Nikt nie miał pojęcia, dokąd mogły uciec obie dziewczyny, choć wiadome było, że jeśli już obie uciekły, to każda w innym kierunku, co jeszcze bardziej utrudniało sprawę. Najgorsza była świadomość, że mogło im się coś stać, że za kilka dni usłyszą w telewizji, o tym, że w rzece czy w krzakach znaleziono martwe ciało. Niestety, nie można było tego wykluczyć. Żadne miasto nocą nie należy do najbezpieczniejszych, nieważne, ile byłoby tam świateł.
Martwą ciszę, jaka panowała w dormie dziewczyn przerywało tylko tykanie zegara i westchnienia. Atmosfera panująca w środku była napięta. Telefony leżały na stoliku, a inne się ładowały. Wszyscy byli gotowi w każdej chwili zerwać się na równe nogi i wybiec.
Kolejna miniona minuta i znów dało się słyszeć głośne westchnienia.
– Sam idę jej szukać – zawołał w końcu V, po czym wstał i wyszedł tak szybko, jak to powiedział.
Jungkook poderwał się, by ruszyć za nim, ale Hinri pociągnęła go za rękaw w dół.

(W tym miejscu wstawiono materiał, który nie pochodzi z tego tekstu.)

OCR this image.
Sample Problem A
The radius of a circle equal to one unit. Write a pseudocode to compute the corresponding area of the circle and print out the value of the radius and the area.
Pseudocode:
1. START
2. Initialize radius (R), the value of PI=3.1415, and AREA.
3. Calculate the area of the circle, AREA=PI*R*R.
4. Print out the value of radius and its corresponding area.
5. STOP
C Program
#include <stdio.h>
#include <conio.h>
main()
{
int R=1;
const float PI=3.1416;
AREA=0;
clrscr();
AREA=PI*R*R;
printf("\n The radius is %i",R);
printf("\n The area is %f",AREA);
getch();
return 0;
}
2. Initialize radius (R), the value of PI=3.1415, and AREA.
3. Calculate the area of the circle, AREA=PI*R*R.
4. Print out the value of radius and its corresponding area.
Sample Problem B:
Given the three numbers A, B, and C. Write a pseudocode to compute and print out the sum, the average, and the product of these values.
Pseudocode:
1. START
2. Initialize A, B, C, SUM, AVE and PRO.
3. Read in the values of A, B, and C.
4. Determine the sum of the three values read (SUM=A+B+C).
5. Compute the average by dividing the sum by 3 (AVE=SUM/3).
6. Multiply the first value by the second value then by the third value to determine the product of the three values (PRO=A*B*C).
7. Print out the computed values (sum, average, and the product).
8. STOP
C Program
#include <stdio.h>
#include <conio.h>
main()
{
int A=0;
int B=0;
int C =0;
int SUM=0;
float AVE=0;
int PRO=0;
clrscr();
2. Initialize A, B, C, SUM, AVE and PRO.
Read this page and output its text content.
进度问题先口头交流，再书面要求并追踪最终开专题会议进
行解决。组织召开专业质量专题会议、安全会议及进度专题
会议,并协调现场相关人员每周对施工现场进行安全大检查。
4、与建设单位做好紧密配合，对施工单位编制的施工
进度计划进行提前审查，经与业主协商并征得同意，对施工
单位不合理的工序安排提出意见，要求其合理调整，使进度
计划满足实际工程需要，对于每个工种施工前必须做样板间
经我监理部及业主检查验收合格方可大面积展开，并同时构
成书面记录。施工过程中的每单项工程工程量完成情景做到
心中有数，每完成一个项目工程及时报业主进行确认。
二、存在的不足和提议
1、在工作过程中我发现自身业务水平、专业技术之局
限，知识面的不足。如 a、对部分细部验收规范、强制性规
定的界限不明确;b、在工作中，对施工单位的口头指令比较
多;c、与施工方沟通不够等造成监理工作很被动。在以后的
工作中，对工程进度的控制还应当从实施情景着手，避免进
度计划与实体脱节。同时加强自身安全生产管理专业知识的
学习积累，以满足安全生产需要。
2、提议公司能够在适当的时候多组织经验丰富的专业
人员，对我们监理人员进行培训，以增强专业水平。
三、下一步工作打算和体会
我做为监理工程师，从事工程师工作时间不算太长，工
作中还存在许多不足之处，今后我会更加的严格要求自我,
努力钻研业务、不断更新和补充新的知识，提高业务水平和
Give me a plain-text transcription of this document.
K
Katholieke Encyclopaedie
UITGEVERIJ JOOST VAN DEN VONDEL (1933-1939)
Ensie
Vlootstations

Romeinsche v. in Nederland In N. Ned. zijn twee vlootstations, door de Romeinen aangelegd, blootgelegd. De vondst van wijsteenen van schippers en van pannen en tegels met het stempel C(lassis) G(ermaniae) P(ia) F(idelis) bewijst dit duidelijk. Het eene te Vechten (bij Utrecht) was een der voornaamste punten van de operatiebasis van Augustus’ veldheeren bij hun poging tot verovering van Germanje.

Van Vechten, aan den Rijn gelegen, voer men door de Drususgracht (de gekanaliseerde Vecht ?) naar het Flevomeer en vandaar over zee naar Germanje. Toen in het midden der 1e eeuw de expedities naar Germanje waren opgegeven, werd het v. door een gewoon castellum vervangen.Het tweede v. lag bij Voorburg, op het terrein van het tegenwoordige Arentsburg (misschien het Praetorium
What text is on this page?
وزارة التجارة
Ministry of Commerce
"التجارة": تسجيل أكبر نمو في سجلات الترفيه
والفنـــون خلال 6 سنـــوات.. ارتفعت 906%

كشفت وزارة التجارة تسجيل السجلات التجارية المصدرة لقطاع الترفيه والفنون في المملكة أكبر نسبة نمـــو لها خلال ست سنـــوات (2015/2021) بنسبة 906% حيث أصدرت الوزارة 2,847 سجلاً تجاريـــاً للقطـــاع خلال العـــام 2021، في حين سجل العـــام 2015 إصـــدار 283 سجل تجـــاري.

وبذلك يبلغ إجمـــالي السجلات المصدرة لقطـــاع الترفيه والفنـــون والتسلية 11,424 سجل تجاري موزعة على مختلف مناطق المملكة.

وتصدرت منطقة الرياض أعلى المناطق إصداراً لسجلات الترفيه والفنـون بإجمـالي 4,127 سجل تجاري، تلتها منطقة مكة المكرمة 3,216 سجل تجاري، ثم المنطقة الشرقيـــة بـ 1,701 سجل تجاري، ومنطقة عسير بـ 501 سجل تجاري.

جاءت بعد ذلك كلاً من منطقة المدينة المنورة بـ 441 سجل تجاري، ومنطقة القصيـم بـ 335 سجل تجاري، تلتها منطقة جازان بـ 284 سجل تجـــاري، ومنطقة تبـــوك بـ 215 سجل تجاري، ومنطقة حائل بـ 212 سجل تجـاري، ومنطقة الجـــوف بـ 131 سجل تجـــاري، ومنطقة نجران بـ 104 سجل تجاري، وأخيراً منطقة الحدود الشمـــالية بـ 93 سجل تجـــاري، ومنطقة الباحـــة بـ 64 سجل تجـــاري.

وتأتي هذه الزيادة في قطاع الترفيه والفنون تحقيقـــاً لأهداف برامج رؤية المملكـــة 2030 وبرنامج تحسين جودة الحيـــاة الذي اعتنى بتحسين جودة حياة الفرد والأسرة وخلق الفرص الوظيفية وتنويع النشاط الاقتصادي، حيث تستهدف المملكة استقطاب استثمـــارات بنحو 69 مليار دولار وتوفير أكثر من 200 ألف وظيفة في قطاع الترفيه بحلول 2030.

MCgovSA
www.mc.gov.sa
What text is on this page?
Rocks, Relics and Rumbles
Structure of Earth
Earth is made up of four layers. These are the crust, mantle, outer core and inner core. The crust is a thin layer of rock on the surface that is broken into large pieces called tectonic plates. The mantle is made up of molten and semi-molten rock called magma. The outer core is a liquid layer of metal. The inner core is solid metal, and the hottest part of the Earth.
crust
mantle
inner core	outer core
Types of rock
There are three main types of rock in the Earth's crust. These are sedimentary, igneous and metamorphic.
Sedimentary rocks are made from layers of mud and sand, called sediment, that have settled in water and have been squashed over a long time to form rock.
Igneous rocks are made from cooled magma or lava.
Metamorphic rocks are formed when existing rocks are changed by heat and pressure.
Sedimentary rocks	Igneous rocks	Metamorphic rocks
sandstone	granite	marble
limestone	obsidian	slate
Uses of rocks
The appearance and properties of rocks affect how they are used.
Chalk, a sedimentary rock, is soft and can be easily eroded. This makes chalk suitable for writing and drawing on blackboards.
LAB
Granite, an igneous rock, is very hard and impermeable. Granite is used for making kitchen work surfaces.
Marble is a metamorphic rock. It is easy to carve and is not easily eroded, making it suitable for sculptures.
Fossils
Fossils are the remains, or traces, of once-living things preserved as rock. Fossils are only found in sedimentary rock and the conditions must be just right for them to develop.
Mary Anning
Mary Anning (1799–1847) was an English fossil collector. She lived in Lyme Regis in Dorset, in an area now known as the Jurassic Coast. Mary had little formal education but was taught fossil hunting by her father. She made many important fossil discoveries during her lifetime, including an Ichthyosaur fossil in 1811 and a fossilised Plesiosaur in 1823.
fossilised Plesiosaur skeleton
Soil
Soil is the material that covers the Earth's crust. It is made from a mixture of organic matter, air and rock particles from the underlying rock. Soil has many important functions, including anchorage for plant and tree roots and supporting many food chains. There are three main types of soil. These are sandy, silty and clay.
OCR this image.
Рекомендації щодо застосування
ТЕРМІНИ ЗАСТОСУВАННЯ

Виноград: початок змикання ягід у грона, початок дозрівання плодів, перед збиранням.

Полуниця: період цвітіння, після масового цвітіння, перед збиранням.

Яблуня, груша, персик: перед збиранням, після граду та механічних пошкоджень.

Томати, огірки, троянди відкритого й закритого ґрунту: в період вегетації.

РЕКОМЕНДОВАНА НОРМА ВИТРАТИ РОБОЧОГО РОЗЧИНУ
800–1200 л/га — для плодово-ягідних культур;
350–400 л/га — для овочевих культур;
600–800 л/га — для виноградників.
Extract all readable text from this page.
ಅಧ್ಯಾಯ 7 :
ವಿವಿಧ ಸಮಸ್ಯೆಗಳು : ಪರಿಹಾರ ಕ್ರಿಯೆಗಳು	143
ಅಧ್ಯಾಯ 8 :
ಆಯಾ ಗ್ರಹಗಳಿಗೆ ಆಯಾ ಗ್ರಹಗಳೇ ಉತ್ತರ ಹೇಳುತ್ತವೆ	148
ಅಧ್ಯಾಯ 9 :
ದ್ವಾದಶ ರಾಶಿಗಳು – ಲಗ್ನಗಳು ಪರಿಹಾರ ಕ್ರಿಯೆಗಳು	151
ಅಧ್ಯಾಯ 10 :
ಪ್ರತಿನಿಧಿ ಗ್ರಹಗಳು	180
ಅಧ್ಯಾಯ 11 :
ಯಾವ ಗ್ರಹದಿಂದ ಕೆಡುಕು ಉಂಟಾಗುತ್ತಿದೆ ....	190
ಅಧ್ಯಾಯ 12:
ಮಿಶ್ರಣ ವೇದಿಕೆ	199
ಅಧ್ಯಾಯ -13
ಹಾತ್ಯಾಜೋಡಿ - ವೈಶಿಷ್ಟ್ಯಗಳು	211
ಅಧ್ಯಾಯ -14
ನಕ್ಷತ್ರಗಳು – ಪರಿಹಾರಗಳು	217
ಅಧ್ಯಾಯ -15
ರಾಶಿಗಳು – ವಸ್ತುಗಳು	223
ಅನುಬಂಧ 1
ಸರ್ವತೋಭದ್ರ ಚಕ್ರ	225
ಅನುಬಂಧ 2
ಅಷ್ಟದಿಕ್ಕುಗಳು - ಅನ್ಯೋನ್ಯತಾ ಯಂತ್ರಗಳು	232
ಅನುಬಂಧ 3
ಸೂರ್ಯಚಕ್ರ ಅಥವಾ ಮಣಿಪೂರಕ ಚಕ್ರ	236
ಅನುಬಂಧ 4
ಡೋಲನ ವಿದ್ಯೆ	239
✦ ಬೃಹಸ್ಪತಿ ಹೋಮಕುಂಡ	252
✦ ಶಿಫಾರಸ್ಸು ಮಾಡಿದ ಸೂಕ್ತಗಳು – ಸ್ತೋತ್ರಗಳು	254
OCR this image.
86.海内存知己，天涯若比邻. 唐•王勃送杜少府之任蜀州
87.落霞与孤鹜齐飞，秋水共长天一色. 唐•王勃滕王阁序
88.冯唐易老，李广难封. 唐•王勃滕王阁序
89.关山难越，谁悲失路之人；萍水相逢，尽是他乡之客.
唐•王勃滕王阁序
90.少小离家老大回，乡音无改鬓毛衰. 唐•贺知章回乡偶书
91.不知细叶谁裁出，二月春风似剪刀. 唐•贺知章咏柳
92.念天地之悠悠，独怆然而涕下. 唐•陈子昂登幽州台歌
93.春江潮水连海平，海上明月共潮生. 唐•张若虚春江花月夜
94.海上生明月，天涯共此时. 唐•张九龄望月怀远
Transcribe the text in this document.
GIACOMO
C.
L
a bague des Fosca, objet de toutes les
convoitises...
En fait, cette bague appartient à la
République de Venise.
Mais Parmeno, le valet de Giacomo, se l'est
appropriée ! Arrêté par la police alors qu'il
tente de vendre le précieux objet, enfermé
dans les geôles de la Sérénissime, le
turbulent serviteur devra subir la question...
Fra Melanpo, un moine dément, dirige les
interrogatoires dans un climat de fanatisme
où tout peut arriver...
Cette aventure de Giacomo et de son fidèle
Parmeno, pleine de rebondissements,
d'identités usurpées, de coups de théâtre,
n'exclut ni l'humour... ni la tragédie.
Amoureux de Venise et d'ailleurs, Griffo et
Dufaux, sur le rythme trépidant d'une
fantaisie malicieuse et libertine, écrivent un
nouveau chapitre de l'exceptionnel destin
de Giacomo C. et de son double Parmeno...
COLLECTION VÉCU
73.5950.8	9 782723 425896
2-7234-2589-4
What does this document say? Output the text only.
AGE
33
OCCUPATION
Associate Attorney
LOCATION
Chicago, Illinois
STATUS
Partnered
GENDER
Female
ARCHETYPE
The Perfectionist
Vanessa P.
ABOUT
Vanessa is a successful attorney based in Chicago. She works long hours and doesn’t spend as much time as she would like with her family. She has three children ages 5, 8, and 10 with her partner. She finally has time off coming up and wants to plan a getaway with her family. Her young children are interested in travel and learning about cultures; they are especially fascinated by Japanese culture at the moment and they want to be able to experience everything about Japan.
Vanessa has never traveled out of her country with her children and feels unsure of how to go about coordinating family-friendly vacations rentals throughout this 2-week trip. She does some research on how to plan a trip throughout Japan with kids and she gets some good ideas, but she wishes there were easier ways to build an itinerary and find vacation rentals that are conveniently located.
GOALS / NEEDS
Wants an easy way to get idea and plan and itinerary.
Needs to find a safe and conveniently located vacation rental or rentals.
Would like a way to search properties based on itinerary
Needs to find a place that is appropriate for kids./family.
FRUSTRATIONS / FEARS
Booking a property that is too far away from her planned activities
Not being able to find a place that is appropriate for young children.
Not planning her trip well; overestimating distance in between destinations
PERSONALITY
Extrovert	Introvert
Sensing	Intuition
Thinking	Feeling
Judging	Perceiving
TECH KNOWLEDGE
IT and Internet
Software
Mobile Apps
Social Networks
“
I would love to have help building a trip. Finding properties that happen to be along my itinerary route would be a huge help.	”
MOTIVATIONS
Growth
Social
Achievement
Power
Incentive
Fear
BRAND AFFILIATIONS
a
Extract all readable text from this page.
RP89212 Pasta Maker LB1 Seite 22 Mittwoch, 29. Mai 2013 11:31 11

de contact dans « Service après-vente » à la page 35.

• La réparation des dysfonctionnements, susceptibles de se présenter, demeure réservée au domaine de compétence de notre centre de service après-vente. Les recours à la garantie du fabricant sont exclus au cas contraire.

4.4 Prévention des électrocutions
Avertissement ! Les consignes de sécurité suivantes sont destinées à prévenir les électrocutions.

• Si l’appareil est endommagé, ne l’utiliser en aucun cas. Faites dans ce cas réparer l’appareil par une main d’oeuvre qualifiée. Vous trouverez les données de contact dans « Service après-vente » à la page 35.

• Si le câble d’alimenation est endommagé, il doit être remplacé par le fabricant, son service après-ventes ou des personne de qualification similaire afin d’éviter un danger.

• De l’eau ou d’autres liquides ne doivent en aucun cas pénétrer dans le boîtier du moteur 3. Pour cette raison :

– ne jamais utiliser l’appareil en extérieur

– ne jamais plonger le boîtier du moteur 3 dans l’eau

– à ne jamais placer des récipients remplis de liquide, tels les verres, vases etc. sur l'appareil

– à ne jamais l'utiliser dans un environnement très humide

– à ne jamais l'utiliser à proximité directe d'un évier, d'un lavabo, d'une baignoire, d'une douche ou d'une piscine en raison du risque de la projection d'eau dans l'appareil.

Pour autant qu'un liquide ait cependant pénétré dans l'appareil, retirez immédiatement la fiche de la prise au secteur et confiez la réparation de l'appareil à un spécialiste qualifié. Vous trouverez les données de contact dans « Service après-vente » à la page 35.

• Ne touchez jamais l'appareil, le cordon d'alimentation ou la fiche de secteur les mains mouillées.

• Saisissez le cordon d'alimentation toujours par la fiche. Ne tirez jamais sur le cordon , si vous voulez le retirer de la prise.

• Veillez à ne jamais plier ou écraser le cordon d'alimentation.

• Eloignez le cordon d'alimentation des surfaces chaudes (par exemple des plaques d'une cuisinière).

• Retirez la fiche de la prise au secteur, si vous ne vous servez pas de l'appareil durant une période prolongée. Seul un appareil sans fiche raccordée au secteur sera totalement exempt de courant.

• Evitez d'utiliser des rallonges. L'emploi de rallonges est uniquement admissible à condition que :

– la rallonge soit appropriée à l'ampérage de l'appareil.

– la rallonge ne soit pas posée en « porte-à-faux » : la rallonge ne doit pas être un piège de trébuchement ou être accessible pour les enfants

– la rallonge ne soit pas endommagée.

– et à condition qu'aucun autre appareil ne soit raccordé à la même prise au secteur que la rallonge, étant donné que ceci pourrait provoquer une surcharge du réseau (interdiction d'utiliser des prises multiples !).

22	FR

– Niech idzie. Sam – skinęła lekko głową, a brunet po chwili wahania posłusznie usiadł.
– Dłużej tutaj nie wysiedzi – zauważyła Hyemi. – Lepiej go puścić...
– Masz rację – przytaknął jej Jimin. – Tae potrzebuje działać, a trzymając go tutaj mu to uniemożliwiamy. Nawet, jeśli jej nie znajdzie, przynajmniej poczuje, że coś robi.
– Gdybyśmy kazali mu tu zostać, prędzej czy później i tak by się wymknął – stwierdził J-Hope.
– Za bardzo mu zależy – westchnęła Aisha, opadając na oparcie kanapy.
Suga powstrzymał się od komentarza. On jedyny z nich widział, co zeszłego wieczoru zrobił V, ale informowanie ich o tym teraz, było nie na miejscu. Tae i Izzy powinni wyjaśnić to miedzy sobą.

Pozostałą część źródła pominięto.